Uno strumento a disposizione di consulenti ed esperti di tutto il mondo, basato sull’applicazione di macchinari all’avanguardia quale la fMRI (functional Magnetic Resonance Imaging) e volto a tracciare in maniera scientifica l’effetto di immagini, spot ed emozioni sul cervello umano.
I risultati dello studio di Lindstrom, che ha coinvolto più di 2000 volontari, in realtà non spostano solamente un po’ più in alto l’asticella delle conoscenze ma sottopongono ad una rigida indagine anche quanto fatto finora dai guru di settore, le pubblicità più costose e impattanti e le strategie di product placement dei brand più rinomati.
Quello che ne esce è un’analisi lucida sui comportamenti di acquisto e supportata da evidenze scientifiche, inconfutabile e valida oltre gli assunti del marketing del III millennio.
Un piccolo gioiello narrativo che cambierà molte delle vostre certezze.
Ma perché la gente acquista secondo Martin Lindstrom?
1. Il potere delle emozioni
Come disse John Wanamaker all’inizio del secolo scorso:
“metà del mio budget in pubblicità è sprecata. Il problema è che non so di quale metà si tratti”
Il punto è proprio questo: capire come agisce il cervello e provare a decodificarlo per comprendere al meglio ciò che muove la mente dei consumatori e i loro comportamenti di acquisto.

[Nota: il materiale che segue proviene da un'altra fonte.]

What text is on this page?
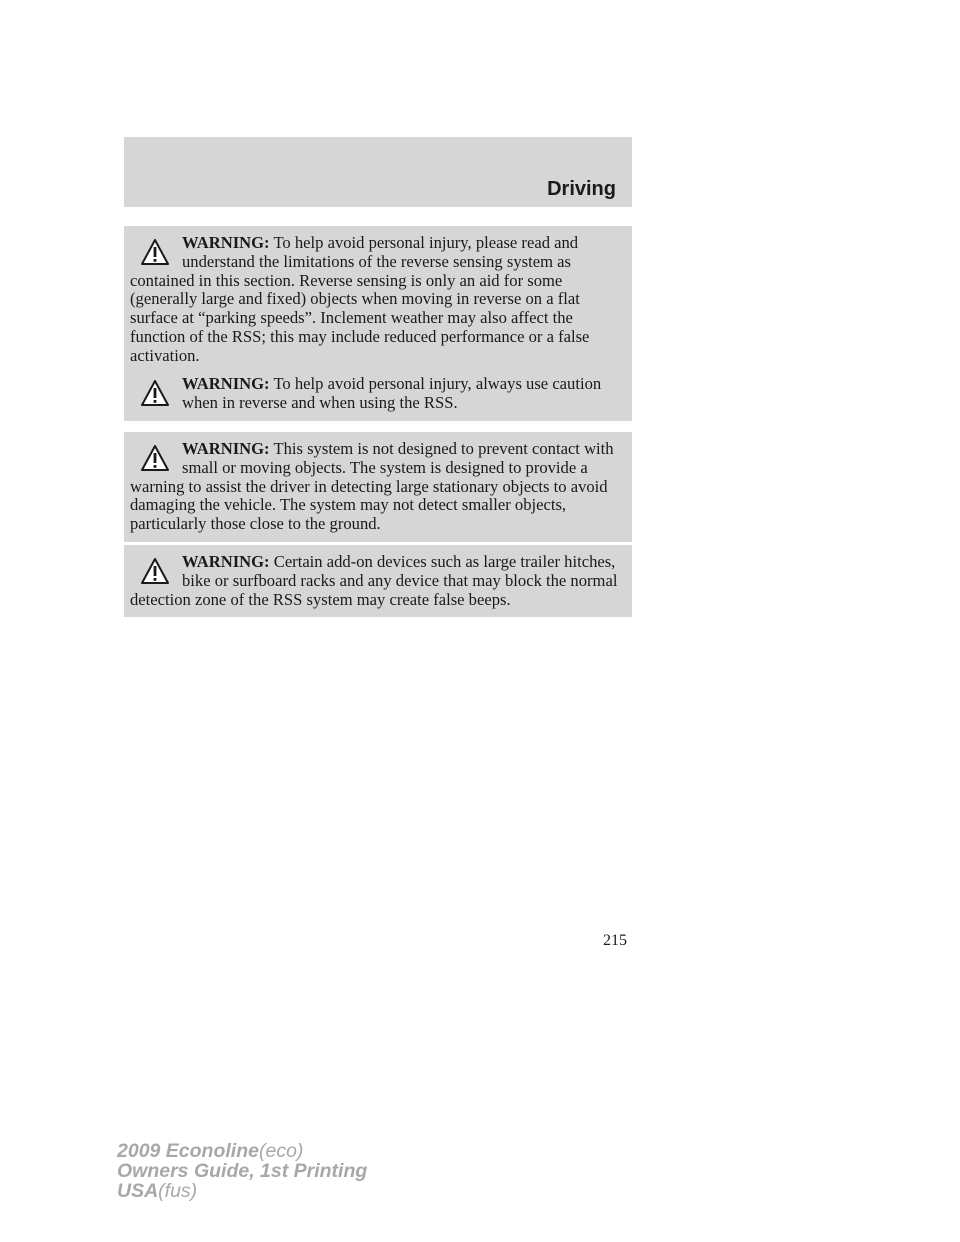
Driving
WARNING: To help avoid personal injury, please read and understand the limitations of the reverse sensing system as contained in this section. Reverse sensing is only an aid for some (generally large and fixed) objects when moving in reverse on a flat surface at “parking speeds”. Inclement weather may also affect the function of the RSS; this may include reduced performance or a false activation.
WARNING: To help avoid personal injury, always use caution when in reverse and when using the RSS.
WARNING: This system is not designed to prevent contact with small or moving objects. The system is designed to provide a warning to assist the driver in detecting large stationary objects to avoid damaging the vehicle. The system may not detect smaller objects, particularly those close to the ground.
WARNING: Certain add-on devices such as large trailer hitches, bike or surfboard racks and any device that may block the normal detection zone of the RSS system may create false beeps.
215
2009 Econoline(eco)
Owners Guide, 1st Printing
USA(fus)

Nello studio di Lindstrom, l’equipe va alla ricerca delle reazioni che il consumatore prova una volta sottoposto a diverse tipologie di pubblicità, approfondite capitolo per capitolo, che spaziano dal semplice messaggio subliminale, all’unione vista-olfatto, all’unione vista-udito, allo stimolo di desideri sessuali.
Più in generale l’autore indaga in maniera scientifica quali sono le reali emozioni che i volontari facenti parte del panel provano e che, inconsapevolmente, non sanno di aver provato.
Molto di quello che succede nel cervello infatti è emozionale, non cognitivo.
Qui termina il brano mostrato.